Contudo, muitas vezes os afetos são enigmáticos para quem os sente. Exemplos: quando temos muitos motivos para não gostar de alguém de quem gostamos; ou quando deveríamos ser gratos a alguém de quem temos raiva. Há motivos dos afetos que estão fora do campo da consciência; nem mesmo quem os vivência consegue explicar — só sente a estranheza daquele sentimento que parece “fora do lugar”.


Eu queria ficar triste

Mas não consigo parar de rir...


Os afetos também podem ser enigmáticos para aqueles que os supõem em nós a partir de alguma expressão, isso porque, muitas vezes, nossa reação não condiz com o que sentimos (com que o outro esperava), ou seja, nem sempre o comportamento está em conformidade com os nossos afetos, os quais não queremos (ou não podemos) demonstrar.


Nada ficou no lugar

Eu quero quebrar essas xícaras

Eu vou enganar o diabo

Eu quero acordar sua família

Eu vou escrever no seu muro

E violentar o seu gosto

Eu quero roubar no seu jogo

Eu já arranhei os seus discos.

Que é pra ver se você volta

Que é para ver se você vem

Que é pra ver se você olha pra mim.

(Adriana Calcanhoto. Mentiras)


AS EMOÇÕES


As emoções são expressões afetivas acompanhadas de reações intensas e breves do organismo, em resposta a um acontecimento inesperado ou, às vezes, a um acontecimento muito aguardado (fantasiado) e que, quando acontece...

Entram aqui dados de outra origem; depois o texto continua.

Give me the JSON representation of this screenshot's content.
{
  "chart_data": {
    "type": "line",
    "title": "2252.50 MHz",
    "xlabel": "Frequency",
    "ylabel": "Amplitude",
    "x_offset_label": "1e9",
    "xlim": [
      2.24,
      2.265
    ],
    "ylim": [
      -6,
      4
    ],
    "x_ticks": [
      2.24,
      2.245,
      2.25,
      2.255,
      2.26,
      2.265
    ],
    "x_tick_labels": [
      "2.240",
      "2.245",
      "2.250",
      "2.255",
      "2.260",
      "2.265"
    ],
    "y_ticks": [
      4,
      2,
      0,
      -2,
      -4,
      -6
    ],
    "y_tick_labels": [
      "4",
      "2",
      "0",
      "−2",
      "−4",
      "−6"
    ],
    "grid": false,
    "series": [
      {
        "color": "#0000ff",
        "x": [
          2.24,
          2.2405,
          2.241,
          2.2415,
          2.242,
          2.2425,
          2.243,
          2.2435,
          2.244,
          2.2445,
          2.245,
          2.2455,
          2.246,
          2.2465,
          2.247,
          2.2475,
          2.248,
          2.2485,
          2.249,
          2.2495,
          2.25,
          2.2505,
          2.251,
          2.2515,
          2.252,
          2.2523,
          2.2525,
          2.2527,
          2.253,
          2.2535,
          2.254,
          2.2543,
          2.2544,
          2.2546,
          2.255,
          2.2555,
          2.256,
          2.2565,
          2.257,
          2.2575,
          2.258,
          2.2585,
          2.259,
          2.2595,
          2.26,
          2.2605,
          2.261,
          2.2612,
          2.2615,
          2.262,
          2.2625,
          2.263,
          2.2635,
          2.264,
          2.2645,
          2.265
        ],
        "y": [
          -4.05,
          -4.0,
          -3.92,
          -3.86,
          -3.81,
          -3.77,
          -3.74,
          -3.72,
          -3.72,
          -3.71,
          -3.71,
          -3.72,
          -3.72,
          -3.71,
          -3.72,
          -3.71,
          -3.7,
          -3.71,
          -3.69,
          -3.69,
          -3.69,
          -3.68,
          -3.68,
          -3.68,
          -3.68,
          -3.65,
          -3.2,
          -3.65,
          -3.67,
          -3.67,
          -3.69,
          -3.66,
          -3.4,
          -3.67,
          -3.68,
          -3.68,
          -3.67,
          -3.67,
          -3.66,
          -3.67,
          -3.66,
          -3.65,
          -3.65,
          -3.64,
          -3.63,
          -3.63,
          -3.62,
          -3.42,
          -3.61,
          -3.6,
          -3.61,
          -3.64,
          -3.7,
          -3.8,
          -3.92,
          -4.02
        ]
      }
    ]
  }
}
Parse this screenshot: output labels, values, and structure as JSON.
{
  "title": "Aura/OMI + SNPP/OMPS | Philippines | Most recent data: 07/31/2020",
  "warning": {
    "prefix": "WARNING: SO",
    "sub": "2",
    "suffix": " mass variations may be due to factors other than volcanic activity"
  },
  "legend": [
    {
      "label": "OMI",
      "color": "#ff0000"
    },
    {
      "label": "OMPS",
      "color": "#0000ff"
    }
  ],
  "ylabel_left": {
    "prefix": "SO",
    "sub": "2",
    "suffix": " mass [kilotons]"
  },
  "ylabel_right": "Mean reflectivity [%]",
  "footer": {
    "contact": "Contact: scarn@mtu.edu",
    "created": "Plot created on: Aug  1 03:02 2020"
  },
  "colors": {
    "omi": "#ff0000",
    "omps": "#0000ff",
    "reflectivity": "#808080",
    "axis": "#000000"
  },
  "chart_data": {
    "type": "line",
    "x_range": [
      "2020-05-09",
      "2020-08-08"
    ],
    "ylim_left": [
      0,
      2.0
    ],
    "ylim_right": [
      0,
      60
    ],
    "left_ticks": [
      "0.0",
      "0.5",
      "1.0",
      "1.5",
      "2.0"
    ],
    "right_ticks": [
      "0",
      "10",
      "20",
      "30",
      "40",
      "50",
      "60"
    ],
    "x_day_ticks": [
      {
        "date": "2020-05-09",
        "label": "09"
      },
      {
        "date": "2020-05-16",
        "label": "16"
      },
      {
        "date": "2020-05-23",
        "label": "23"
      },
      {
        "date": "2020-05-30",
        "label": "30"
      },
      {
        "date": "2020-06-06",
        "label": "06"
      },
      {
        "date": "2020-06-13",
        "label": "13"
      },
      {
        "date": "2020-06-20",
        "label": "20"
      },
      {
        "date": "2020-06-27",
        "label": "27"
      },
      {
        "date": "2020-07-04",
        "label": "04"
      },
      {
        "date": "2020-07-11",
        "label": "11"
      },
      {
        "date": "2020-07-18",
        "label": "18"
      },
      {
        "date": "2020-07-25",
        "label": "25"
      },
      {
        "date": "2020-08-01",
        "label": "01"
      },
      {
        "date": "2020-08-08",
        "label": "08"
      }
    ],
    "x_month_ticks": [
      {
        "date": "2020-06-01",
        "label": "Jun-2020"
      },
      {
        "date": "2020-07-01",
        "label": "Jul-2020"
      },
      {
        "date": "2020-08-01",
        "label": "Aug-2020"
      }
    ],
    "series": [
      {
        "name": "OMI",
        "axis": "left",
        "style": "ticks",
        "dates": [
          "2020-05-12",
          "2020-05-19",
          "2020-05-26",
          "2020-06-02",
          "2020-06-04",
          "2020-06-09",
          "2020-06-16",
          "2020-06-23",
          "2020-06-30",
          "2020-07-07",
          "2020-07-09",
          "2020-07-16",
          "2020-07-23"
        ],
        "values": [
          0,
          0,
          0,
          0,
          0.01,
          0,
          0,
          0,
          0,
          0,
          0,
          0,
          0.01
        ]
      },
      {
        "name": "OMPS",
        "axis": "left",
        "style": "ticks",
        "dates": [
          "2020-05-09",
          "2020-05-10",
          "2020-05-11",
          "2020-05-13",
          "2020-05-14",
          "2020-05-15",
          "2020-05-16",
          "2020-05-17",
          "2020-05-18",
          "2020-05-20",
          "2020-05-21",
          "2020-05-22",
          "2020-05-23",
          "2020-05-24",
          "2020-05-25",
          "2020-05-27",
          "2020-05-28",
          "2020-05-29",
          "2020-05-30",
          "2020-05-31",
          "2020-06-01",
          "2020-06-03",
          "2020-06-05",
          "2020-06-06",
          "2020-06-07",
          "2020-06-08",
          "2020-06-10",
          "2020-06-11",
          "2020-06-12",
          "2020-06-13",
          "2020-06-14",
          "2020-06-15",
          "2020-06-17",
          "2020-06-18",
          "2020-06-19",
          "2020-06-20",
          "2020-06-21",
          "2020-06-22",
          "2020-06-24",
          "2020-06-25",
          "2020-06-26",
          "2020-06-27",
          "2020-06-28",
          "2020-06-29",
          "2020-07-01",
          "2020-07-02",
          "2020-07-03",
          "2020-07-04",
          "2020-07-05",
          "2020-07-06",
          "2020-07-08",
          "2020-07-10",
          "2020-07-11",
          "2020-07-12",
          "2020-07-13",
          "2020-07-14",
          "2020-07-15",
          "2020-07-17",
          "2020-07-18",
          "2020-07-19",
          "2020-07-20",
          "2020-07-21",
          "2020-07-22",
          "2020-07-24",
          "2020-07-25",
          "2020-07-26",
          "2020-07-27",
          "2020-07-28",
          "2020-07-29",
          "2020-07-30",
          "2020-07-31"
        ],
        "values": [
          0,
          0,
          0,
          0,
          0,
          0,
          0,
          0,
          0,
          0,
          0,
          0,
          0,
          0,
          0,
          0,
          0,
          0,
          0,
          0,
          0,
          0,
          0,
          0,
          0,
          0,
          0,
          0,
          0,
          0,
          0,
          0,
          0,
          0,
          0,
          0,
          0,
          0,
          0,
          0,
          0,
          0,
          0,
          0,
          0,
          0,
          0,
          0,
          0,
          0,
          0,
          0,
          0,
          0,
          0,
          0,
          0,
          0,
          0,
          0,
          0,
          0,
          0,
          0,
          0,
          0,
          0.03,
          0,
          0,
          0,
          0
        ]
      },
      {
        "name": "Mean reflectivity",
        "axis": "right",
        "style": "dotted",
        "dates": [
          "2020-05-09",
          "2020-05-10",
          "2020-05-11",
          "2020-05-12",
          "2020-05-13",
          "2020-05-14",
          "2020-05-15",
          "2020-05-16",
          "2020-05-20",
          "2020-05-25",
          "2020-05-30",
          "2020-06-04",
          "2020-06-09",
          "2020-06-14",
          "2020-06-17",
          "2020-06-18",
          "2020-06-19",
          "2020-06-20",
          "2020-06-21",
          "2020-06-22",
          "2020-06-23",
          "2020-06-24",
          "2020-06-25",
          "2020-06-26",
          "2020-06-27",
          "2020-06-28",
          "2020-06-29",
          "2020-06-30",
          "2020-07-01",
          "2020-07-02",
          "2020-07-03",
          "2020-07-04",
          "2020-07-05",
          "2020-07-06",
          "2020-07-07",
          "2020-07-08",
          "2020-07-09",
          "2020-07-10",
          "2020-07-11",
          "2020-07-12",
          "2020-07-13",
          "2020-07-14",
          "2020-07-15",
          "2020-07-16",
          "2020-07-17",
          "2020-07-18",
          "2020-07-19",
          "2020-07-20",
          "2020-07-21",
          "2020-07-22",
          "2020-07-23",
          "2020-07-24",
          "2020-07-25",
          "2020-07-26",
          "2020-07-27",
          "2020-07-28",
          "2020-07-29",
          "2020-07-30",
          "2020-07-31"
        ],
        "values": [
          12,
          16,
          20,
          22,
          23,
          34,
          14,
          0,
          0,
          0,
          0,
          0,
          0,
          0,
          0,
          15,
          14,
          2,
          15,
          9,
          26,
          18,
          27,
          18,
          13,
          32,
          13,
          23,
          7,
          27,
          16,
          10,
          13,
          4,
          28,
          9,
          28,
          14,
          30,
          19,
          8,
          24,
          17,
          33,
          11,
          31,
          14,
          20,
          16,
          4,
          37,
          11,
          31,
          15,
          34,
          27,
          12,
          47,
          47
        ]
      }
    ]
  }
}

Nas emoções é possível observar uma relação entre os afetos e a organização corporal, ou seja, as reações orgânicas, as modificações que ocorrem no organismo, como distúrbios gastrointestinais, cardiorrespiratórios, sudorese, tremor. Um exemplo comum é a alteração do batimento cardíaco.


Meu coração

Não sei por quê

Bate feliz

Quando te vê.

(PIxinguinha. Carinhoso)


Durante muito tempo, acreditou-se no coração como o lugar da emoção, talvez pelo fato de, ao manifestar-se, vir frequentemente acompanhada de fortes batimentos cardíacos. Por isso, até hoje desenhamos corações para dizer que estamos apaixonados.


Amigo é coisa pra se guardar

Debaixo de sete chaves

Dentro do coração.

(Milton Nascimento e Fernando Brant. Canção da América)


Outras reações orgânicas acompanham as emoções e revelam vivências ou estados emocionais do indivíduo: tremor, riso, choro, lágrimas, expressões faciais etc. As reações orgânicas fogem ao nosso controle. Podemos “segurar o choro”, mas não conseguimos deixar de “chorar por dentro”, sentindo aquele nó na garganta e, às vezes, tentamos, mas não conseguimos segurar duas ou três lágrimas que escorrem, traindo-nos, demonstrando nossa emoção.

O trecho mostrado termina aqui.